Monticello’s gardeners dressed the asparagus beds and sowed peas in February, following the practices Jefferson recorded in his calendar.
“But we don’t sow a thimbleful of lettuce every Monday morning,” as Jefferson did, Ms. Brodowski said.
Jefferson’s ritual is good advice for today’s kitchen gardeners, because successive plantings of small amounts of seed keep everything from maturing at once. But when it comes to lettuce, a cool-season crop that grows bitter and goes to seed as soon as hot weather arrives, Ms. Brodowski ignores Jefferson’s advice.
“He really wasn’t a very good gardener,” she said with a laugh. “He was adventurous.”
And pushing the limits was his gift to gardeners.

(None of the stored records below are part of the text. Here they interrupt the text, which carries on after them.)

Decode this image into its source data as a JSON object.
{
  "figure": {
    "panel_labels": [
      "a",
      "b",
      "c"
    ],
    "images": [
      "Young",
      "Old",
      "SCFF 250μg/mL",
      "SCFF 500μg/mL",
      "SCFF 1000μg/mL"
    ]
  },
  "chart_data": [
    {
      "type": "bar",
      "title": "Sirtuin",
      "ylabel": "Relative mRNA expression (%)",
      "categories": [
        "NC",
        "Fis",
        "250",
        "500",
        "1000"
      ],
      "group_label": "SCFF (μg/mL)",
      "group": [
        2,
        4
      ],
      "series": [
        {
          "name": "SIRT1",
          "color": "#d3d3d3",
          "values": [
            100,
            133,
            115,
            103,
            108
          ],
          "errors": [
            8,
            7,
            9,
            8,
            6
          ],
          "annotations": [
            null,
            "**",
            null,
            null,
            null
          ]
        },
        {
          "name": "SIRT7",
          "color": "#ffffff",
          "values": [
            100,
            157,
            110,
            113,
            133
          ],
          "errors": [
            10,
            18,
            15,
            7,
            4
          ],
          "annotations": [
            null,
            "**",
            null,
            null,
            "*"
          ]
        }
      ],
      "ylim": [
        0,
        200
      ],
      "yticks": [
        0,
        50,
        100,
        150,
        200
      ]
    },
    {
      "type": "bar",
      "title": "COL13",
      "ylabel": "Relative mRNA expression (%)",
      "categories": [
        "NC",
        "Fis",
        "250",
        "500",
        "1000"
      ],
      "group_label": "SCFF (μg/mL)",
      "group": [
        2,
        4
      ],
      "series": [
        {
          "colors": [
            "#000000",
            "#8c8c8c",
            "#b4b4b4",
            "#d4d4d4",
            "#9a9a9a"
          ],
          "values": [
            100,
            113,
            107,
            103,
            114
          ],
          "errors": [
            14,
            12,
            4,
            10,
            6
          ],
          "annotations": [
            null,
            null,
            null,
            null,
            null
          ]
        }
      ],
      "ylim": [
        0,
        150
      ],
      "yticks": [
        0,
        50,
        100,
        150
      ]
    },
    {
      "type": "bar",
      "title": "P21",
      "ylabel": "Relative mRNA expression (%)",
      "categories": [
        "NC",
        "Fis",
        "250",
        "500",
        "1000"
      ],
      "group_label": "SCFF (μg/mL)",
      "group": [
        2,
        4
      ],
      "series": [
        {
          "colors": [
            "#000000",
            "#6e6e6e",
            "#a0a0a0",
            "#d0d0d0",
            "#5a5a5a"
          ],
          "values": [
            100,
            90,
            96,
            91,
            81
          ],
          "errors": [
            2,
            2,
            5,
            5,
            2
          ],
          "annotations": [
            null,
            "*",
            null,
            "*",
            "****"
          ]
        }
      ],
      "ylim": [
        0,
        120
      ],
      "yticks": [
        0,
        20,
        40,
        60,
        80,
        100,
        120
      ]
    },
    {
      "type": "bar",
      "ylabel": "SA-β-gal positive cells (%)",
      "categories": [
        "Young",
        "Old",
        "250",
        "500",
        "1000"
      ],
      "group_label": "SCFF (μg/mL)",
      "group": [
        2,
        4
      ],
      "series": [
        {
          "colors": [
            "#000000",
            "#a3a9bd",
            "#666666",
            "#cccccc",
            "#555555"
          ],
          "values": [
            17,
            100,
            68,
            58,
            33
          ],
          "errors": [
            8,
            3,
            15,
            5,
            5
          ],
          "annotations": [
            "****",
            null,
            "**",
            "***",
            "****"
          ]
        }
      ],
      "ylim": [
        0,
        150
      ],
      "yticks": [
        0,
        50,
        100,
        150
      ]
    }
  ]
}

The Jeffersonian Way, With Peas and Beans
THE art of saving seeds is alive at Monticello, where gardeners are busy harvesting the pods of spent peas, beans and sea kale. Gardeners everywhere can do the same, letting the pods dry completely in a semi-shady room with good air circulation, then packing them in tightly sealed containers and storing them in a refrigerator or freezer.
Another lesson from Monticello is planting crops in a quincunx pattern. It is an efficient use of space, and the precise rows it creates — of parallels and diagonals — adds orderly beauty. Pat Brodowski, Monticello’s head gardener, uses a compass and string to align beds and then sets her plants in the square, much like the five dots on a die.
She uses a measuring stick to set the plants an equal distance apart, and as the beds are connected, the effect is one of perfectly aligned diagonals and perpendiculars. The artichoke plantings are a gorgeous example of this ancient Roman technique, and they may be seen all summer until frost.
Erecting sturdy posts, especially from cedar or black locust, adds beauty to a garden and gets plants off the ground, where, as Jefferson knew, they were more subject to insects and disease. Ms. Brodowski’s crew laid four 12-foot posts on the ground and wound jute, or sturdy twine, around the tops. When the posts were lifted up and brought out to the corners of the bed, their weight worked much like the stones in a Roman bridge, holding them in place with no need to sink the ends into the earth.
Simple brush fences made of well-branched woody plants can be used to “stick” peas or beans, as gardeners did in Jefferson’s day. “Set them in place when you plant your peas, and the tendrils will grab onto the branches,” Ms. Brodowski said.